Face à une situation qui n’a que trop duré, je tiens à nouveau à dénoncer le double langage de la majorité et du ministre de l’agriculture. Monsieur Bruno Le Maire, dès sa prise de fonction, se déclarait favorable à la disparition des quotas laitiers. Les gesticulations actuelles du ministre et les quelques dizaines de millions d’euros distribués ont pour seul objectif de contenir la colère des agriculteurs les plus en difficulté.

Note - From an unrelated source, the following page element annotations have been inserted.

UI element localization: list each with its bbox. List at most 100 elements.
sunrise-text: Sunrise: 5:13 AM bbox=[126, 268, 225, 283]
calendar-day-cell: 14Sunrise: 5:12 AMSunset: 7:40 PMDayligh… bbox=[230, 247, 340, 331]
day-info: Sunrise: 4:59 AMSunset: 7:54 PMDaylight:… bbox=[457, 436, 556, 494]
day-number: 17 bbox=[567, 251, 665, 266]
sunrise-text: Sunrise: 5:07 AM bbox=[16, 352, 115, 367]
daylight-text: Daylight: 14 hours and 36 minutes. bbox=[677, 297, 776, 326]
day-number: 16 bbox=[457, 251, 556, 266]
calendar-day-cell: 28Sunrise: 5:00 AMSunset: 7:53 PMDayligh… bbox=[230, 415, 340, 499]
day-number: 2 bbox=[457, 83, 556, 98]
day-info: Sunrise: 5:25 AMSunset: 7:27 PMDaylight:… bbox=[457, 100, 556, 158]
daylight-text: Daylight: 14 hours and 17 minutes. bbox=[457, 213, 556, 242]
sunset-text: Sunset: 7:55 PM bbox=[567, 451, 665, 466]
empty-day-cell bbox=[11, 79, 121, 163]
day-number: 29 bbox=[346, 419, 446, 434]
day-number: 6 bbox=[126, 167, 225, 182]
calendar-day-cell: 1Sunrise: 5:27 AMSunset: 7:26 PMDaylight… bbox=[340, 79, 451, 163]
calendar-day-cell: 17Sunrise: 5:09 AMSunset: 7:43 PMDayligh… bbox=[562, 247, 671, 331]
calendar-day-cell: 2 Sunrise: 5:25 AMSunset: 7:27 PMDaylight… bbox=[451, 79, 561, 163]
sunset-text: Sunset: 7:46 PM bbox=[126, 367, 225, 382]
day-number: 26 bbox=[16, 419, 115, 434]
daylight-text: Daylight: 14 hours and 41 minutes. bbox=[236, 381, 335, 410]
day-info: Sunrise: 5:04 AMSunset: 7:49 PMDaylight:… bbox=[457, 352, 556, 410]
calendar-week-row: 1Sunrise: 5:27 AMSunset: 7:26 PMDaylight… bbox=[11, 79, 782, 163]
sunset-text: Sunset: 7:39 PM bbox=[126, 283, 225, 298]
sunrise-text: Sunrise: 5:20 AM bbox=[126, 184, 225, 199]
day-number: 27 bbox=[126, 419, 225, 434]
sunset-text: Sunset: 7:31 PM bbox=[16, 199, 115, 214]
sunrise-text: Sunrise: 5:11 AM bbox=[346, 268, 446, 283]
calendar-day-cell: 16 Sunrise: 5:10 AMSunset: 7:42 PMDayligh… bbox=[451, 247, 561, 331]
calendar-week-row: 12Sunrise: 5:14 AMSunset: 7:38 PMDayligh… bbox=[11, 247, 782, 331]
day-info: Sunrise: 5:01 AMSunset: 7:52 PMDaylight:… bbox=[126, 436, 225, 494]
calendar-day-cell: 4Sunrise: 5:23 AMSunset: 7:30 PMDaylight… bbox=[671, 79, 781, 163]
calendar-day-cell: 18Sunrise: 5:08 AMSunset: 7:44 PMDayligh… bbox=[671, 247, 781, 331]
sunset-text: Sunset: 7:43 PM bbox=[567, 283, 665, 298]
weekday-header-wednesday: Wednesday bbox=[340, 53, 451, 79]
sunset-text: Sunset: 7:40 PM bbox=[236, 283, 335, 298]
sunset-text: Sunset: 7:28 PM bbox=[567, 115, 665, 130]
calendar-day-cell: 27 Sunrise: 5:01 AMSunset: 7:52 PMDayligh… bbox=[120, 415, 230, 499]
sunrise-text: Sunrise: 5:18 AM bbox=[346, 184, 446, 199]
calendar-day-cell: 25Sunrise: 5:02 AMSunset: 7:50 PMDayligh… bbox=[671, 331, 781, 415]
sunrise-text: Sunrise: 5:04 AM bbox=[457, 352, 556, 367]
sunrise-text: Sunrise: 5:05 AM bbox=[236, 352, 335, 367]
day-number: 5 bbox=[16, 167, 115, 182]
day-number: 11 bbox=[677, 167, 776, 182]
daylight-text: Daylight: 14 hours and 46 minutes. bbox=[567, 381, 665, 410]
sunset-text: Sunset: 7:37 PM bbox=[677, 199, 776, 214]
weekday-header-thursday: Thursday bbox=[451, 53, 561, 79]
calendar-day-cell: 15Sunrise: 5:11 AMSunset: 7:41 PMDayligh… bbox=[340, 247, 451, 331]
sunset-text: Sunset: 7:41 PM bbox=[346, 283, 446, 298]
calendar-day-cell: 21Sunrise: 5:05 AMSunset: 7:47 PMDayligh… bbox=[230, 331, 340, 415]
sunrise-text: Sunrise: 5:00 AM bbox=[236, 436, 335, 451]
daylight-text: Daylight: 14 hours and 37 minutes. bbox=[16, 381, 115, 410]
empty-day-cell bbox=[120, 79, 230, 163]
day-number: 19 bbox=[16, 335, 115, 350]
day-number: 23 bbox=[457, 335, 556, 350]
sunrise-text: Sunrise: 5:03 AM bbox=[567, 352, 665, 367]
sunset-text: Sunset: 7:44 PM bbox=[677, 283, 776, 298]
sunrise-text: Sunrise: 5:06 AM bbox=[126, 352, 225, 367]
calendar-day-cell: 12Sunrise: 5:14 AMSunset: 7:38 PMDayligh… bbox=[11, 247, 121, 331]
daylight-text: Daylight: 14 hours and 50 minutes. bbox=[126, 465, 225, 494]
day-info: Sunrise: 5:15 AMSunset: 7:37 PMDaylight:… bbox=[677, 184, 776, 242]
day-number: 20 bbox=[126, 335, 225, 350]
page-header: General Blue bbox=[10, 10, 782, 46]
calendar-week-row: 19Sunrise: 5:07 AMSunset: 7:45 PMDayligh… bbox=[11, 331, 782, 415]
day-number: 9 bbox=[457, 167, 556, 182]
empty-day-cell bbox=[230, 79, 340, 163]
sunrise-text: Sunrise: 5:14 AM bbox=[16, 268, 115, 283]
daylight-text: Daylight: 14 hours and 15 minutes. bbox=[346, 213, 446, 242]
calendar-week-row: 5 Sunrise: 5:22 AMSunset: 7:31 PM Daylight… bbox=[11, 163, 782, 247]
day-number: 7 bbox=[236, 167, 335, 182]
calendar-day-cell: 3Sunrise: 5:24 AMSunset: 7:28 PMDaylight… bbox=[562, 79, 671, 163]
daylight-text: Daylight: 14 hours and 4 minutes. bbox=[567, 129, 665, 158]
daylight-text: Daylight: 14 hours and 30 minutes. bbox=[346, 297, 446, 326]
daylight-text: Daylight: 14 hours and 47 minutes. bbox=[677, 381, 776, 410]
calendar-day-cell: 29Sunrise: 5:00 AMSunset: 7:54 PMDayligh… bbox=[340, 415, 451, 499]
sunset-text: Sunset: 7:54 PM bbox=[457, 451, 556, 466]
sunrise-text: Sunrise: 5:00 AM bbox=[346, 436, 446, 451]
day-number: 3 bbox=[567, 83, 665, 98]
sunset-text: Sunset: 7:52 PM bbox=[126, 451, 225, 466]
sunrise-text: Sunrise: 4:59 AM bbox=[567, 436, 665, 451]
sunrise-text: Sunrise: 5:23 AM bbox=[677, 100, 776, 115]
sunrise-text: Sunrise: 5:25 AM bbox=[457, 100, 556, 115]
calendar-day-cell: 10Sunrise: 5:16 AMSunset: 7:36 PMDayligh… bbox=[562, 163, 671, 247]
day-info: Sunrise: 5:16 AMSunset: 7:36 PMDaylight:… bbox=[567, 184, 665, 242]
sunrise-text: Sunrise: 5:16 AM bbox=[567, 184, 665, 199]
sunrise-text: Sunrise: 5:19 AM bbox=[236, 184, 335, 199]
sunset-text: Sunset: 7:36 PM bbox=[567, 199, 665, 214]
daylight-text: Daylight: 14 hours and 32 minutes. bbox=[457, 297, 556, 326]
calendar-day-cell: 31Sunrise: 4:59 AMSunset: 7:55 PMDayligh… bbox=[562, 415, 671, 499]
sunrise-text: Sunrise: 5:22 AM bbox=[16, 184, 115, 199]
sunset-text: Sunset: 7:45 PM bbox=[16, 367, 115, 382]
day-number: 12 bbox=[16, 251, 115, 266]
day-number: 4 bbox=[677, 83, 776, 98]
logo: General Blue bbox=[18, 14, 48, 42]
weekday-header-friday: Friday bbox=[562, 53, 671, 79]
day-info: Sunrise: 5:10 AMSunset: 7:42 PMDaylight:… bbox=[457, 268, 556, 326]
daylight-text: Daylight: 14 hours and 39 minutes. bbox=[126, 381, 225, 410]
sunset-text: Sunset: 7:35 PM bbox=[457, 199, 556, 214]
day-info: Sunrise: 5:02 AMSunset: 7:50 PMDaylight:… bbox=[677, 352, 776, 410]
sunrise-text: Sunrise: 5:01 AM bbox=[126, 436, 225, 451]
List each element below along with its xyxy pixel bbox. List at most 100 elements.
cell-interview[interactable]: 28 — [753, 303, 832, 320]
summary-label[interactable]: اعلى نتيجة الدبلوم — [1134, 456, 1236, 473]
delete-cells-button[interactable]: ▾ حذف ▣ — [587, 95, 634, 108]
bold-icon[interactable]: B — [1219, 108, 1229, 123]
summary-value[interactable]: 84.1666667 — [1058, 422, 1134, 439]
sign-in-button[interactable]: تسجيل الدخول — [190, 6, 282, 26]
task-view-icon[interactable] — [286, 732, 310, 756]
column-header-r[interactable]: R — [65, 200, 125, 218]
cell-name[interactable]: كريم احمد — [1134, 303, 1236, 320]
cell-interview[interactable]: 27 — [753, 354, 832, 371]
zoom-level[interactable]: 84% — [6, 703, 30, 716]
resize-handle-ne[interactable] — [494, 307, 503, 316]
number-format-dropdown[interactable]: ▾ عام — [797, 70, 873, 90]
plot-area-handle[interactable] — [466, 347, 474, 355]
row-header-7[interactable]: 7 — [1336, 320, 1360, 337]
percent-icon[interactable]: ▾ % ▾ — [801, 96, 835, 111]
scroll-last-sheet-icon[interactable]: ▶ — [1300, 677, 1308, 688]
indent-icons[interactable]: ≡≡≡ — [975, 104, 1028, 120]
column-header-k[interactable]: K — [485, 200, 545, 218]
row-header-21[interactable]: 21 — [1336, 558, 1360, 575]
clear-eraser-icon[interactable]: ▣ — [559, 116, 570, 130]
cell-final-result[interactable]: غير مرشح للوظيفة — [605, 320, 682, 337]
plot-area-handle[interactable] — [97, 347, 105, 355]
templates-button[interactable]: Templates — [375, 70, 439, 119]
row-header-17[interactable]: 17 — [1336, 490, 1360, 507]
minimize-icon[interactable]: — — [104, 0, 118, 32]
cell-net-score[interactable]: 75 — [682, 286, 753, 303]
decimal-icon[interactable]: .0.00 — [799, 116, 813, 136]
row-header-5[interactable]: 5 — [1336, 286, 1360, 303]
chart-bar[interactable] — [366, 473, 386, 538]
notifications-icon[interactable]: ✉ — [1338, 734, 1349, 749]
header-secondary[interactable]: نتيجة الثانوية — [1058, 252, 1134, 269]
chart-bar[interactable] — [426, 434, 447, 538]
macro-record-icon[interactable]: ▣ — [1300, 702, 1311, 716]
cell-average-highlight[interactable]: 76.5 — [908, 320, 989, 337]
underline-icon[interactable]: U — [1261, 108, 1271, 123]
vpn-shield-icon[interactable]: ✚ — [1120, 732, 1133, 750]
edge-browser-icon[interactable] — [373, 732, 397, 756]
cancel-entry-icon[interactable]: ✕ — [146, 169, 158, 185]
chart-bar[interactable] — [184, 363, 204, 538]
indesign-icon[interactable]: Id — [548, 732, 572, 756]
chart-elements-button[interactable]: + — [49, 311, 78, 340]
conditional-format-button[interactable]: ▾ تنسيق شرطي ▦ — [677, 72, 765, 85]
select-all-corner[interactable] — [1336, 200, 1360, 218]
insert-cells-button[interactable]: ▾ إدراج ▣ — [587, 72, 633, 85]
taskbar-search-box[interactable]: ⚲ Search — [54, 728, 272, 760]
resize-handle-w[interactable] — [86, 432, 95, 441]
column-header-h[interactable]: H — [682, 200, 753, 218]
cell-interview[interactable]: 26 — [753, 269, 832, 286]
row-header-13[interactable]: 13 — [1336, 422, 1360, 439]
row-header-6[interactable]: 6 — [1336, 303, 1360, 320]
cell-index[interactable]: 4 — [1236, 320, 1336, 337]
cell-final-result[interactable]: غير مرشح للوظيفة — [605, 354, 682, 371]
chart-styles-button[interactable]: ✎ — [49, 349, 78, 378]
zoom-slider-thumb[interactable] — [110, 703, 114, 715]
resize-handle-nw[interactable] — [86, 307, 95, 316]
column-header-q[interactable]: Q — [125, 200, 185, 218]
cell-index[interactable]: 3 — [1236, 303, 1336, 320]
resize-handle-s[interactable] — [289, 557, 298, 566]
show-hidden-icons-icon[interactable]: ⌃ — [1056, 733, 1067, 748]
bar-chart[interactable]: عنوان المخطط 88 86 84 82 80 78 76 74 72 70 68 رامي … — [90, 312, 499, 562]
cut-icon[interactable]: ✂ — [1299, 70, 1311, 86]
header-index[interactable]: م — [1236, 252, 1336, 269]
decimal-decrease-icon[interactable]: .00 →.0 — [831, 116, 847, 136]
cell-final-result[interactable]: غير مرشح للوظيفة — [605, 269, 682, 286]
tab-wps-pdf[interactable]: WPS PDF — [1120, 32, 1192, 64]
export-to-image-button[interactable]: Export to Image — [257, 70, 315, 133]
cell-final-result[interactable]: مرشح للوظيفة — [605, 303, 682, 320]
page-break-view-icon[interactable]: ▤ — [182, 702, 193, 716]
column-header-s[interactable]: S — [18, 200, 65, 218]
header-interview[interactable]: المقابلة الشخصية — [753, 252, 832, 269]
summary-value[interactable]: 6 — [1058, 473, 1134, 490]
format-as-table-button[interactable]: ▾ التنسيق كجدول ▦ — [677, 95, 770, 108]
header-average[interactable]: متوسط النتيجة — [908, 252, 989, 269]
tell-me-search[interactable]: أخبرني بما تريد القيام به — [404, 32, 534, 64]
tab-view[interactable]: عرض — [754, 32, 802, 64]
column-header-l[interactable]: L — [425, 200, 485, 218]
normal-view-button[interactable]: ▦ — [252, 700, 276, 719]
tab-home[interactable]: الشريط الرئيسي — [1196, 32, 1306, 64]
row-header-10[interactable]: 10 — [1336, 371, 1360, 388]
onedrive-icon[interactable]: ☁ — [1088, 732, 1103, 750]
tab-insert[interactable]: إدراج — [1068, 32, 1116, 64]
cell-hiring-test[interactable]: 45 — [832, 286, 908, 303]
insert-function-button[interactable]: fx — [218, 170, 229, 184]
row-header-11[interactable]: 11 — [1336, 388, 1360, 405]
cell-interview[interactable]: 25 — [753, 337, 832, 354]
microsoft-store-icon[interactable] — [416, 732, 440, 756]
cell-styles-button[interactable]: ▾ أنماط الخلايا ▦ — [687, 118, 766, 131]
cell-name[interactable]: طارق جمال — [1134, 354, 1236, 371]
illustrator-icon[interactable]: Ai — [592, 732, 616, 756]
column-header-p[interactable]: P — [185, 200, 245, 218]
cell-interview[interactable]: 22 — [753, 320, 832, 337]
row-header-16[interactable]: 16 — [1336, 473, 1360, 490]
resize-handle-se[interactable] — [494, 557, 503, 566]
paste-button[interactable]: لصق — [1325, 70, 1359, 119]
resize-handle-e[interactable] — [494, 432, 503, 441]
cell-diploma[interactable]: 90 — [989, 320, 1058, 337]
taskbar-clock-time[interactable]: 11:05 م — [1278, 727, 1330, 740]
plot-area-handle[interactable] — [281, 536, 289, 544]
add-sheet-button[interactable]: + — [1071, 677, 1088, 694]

Et ceci tout en laissant avancer la dérégulation, qui va passer toute la profession au tamis : on jette les petits éléments, jugés peu compétitifs, pour ne conserver que les plus importants, susceptibles de s’adapter. La méthode est brutale, le résultat imparable. Cette crise correspond à une nouvelle étape d’un vaste mouvement programmé de restructuration de la production laitière en France et en Europe.

Le résultat, ce sera une filière laitière sinistrée, où ne subsisteront que quelques vastes « usines à lait » standardisées. Cette perspective est d’autant plus absurde au moment où il faudrait au contraire se donner les moyens de construire  l’agriculture écologique et durable qu’attendent les Français.

Il est temps d’agir et de changer de politique. Aussi, je ne manquerai pas d’interpeller Bruno Le Maire à l’Assemblée nationale, notamment lors des questions au Gouvernement, pour que des outils publics de gestion de l’offre soient restaurés afin d’assurer une production économiquement, socialement et territorialement équilibrée. Il faut que soit garanti un prix du lait rémunérateur, seul gage du maintien de la production laitière sur tout le territoire.